Die bessere Spielerin versenkt einen Schmetterball, gefühlt mindestens zehn Zentimeter im Feld. Aber wie auf Kommando springt die Erwachsenentruppe auf und schreit: "Aus". In solchen Streitfällen können die Spielerinnen eine Wiederholung des Ballwechsels vereinbaren, aber wie schafft das eine einsame 15-jährige gegen ihre Kontrahentin nebst schreiendem Anhang? Bald steht es dennoch 14:10 für die bessere Spielerin, auch der nächste Punkt geht an sie, da kommt es laut von einem der Erwachsenen: "13:11".

DW-Mitarbeiter Jens Thurau
Fassungslos in der Badminton-Halle: DW-Korrespondent Jens Thurau.Bild: DW/D. Engels

Lügen mit Vorsatz

Wie bitte? Hier stimmt nichts mehr. Und was das Schlimmste ist: Man spürt den Vorsatz. Die Lüge eines Zaungastes wird sofort von dem anderen bestätigt. Merke: Wahrheit ist, was nur oft genug behauptet wird. Das geschieht alles, ohne dass einer der Erwachsenen auch nur ansatzweise rot im Gesicht wird, von anderen Teilnehmern erfahre ich später, dass die Mitglieder dieses Badminton-Vereins für ihre "Teamführung" berüchtigt sind, es ist also kein Einzelfall.

Fairness? Überbewertet...

Kann es sein, dass wir bei der sozialen Kompetenz in den letzten Jahren, sagen wir mal, eine Delle zu beklagen haben? Sportvereinen wurden ja lange Zeit zwei Funktionen zugeschrieben: mit Spaß und Ehrgeiz den eigenen Sport betreiben und: Gemeinschaft erleben, Fairness trainieren. Das Letztere scheint nicht mehr so wichtig zu sein.
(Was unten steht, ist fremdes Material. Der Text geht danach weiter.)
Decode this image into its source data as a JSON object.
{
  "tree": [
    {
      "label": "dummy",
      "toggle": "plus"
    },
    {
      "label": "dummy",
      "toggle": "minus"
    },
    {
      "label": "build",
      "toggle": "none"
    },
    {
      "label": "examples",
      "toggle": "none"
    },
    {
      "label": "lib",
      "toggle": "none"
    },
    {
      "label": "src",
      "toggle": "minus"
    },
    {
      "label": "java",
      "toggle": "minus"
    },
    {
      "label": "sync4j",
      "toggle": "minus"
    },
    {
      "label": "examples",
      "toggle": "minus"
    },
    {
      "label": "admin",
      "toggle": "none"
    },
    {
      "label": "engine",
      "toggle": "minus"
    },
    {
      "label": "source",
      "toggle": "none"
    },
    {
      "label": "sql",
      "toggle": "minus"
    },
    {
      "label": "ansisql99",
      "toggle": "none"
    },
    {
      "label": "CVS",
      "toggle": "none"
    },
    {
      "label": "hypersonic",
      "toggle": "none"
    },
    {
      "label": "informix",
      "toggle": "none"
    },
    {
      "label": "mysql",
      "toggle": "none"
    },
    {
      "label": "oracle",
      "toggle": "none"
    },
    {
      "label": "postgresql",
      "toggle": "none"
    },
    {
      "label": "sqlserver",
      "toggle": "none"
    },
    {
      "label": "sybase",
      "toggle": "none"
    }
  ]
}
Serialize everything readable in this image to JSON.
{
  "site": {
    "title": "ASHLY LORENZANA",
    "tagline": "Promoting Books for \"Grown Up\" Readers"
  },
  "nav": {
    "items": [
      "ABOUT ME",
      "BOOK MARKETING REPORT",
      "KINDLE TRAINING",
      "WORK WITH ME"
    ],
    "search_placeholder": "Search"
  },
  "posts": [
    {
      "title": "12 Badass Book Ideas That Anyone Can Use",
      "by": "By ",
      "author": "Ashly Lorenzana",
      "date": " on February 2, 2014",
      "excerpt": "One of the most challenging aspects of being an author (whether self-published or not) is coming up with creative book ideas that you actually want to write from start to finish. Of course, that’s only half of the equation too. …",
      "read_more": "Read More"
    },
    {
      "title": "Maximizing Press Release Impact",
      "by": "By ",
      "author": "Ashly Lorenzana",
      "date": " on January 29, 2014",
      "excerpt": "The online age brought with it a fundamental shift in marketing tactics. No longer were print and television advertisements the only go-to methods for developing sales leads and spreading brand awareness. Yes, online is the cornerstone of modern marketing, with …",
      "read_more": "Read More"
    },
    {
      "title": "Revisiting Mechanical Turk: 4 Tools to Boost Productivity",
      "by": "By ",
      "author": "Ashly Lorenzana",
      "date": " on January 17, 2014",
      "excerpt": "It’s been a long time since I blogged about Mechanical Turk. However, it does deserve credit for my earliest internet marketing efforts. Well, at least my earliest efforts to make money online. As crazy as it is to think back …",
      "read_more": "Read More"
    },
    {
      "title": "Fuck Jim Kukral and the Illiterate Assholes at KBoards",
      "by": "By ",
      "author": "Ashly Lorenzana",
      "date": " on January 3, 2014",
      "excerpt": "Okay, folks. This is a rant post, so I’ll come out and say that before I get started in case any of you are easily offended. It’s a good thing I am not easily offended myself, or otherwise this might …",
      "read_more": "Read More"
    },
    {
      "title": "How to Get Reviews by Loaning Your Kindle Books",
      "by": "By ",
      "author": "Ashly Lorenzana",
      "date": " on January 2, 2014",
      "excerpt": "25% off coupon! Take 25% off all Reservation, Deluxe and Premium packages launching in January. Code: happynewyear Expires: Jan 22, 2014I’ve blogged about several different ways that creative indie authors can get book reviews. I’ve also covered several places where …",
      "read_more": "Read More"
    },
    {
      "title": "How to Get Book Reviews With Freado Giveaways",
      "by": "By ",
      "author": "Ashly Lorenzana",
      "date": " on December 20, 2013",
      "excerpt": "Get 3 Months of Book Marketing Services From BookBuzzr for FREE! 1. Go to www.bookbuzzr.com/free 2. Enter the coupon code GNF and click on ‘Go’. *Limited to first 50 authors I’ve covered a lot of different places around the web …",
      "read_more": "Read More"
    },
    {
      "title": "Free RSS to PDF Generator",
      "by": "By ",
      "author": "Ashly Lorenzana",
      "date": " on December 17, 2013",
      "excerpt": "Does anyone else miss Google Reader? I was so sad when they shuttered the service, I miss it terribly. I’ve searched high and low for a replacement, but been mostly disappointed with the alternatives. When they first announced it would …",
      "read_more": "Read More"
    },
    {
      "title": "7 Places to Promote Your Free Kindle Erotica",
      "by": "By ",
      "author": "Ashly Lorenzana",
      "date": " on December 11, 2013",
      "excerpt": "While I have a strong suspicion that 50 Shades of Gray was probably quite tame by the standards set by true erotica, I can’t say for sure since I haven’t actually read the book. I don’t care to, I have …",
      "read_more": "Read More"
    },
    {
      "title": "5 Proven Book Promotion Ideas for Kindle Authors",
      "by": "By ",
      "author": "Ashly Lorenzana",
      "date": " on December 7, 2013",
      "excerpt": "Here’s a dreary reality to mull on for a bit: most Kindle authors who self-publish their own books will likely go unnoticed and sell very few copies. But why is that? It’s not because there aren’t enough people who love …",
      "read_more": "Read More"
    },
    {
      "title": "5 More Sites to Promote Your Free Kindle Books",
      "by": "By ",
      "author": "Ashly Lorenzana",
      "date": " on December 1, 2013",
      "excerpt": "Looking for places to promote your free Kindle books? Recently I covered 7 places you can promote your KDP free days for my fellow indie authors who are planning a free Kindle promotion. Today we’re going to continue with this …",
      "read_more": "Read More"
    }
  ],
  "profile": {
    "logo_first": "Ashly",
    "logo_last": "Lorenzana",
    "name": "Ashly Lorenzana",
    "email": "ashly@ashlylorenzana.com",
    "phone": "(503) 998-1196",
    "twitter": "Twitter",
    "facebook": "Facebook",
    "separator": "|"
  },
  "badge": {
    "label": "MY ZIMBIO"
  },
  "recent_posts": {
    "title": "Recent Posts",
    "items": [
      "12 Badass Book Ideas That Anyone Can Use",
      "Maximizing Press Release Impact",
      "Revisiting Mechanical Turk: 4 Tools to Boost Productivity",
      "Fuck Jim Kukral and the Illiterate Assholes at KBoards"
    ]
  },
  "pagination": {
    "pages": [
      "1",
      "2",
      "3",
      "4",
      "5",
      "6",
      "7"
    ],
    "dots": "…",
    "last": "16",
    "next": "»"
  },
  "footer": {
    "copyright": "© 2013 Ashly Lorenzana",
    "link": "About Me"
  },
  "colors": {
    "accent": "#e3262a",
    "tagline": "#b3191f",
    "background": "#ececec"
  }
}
Vielleicht sollten wir uns nicht so oft über Herrn Trump oder die Russen oder die AfD aufregen, wenn die sagen, dass eins und eins eigentlich drei ergibt und die Ausländer an allem schuld sind. Schlimm genug. Aber die Verteidigung der Wahrheit beginnt eigentlich (sozusagen) in der Badminton-Halle.

Ein Trost: Das Gute siegt am Ende doch..

Ach so, die bessere Spielerin hat am Ende gewonnen, trotz aller Versuche der Fake-News-Abteilung, das anders darzustellen. Noch beim Eintrag des klares Ergebnisses auf dem Spielbogen wurden die Punkte der unterlegenden Spielerin frei erfunden nach oben gemauschelt, es geht ja ums Prinzip beim Lügen, also macht man auch weiter, wenn die Niederlage besiegelt ist.

Dennoch: Die Bessere hat gewonnen, die Realität war stärker, wie tröstlich. Es besteht also noch Hoffnung.